Floating Along with Your Website

It’s the nature of my job that I’m usually working on building sites or rebuilding them. I’ve got half a dozen right now that need rewriting, several needing new content, one about to go live, and several more waiting to be built.

But one of the great things about a website is that it will continue to work for you even when you’re not working on it. With you or without you, your well-designed and optimized website will do its job.

You have to update your blog regularly, of course. If that’s not on your daily to-do list or part of your morning routine, then you need to hire someone for it. Apart from that, though, your website can continue to do its job for you for a while without needing any updates. You can float along the river in your canoe, enjoying the peace of the surroundings (or fending off attacks on some other front entirely, if your business is like that), and your website will serve as part of your sales force 24 hours a day.

This is the danger, really. It’s easy to miss the moment at which you should have updated your site, and then you end up with a site that badly needs updating. That’s not what you want. It can be great to shoot the rapids in business: the thrill of new product launches, the challenge of speedy growth, the excitement of the Really Big Deal –that’s fun. Finding yourself in urgent need of a redesign you didn’t budget for because your outdated website is losing you business is not fun at all.

Ideally, you can see the need for an update ahead, and plan for it. How can you tell that it’s about time for an update at your website?

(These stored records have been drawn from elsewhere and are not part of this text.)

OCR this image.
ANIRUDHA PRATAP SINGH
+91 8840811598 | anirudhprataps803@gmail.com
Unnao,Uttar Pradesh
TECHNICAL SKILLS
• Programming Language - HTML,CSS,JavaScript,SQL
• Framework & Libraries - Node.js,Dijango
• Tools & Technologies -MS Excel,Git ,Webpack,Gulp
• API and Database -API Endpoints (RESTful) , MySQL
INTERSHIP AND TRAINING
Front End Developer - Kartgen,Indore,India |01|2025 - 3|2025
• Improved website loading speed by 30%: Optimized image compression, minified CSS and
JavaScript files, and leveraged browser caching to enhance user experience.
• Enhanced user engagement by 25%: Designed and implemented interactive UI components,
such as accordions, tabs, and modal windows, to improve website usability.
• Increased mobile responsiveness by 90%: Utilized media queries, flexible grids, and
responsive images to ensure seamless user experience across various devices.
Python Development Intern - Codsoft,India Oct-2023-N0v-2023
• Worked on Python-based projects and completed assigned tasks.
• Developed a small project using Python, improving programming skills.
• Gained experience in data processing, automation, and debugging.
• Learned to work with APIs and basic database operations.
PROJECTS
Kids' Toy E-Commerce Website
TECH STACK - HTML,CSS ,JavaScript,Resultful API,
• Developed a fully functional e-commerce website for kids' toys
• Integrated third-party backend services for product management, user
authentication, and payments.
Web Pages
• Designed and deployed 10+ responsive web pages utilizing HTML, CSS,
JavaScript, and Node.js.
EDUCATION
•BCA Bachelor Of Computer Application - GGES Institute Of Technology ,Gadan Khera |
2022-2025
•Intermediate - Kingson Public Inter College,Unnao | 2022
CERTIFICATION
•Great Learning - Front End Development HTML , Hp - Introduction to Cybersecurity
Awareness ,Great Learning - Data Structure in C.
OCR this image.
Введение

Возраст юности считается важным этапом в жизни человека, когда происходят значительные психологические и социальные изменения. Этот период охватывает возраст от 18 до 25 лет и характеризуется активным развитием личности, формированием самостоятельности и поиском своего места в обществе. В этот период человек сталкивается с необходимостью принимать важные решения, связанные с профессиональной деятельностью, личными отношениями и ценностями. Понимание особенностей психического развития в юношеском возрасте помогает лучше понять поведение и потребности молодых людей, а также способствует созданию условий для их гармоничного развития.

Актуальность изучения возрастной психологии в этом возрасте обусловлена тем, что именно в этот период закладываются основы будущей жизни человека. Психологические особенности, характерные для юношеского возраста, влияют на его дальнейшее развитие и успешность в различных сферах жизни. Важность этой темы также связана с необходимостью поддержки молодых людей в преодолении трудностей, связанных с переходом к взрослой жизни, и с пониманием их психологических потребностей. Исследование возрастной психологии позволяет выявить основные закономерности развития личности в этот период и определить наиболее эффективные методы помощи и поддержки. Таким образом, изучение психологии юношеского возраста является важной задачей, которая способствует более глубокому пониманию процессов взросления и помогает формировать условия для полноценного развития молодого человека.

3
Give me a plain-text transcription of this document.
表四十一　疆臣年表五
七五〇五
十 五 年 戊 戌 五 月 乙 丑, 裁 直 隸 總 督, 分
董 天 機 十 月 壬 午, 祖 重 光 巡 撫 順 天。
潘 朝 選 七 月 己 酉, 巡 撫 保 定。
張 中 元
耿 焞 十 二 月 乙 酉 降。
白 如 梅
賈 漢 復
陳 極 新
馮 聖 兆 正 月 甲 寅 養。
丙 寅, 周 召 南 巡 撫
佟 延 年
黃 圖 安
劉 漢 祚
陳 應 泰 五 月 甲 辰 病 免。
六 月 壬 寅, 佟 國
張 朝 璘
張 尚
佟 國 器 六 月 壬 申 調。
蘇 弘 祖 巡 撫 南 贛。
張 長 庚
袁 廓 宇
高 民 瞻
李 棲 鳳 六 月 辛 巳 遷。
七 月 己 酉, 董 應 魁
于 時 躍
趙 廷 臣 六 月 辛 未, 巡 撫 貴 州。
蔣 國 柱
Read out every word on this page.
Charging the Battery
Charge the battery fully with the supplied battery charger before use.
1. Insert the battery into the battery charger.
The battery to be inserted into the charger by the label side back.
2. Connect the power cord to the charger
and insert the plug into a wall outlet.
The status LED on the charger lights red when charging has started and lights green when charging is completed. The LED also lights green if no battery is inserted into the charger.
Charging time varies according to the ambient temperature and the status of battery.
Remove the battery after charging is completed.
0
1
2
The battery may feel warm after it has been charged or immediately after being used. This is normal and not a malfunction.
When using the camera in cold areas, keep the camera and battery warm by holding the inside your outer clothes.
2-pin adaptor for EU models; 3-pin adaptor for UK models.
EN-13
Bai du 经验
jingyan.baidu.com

  • Technology has changed. I see lots of websites with badly outdated code. They left it too long. Even if yours isn’t badly outdated, you might want to take advantage of some new things that have come up since mine was built. If you have Flash components that aren’t friendly to search, you might want to update to newer, more search-friendly options. If your visitors are mostly using modern browsers (you can find out through your analytics), you might like to take advantage of some CSS3 options.
  • Business has changed. I’ve kept my content updated as things changed in my business. However, some business changes require design changes. For example, the increasing importance of social media means that most businesses should now include connections to Facebook, Twitter, etc. as part of the call to action on the homepage. For another business, new services or products might require a new section of a website.  If you don’t do your own content updates, you need to check your site now and then to make sure there isn’t some outdated information — old hours, a new product you should showcase, a change in staff — that needs correction.
  • Fashions have changed. Let’s face it, there are fashions in web design just as in anything else. If your website looks dated, your business will look dated. Just as your office decor or your brochures have to be spiffed up every now and then to keep your company looking current and fresh, your website has to be updated now and then for the same reason.

You need a content refresh every few months. A design refresh should be on your calendar and in your budget every few years. Doing this essential maintenance will allow you to float happily along, secure in the knowledge that your website is doing its job for you.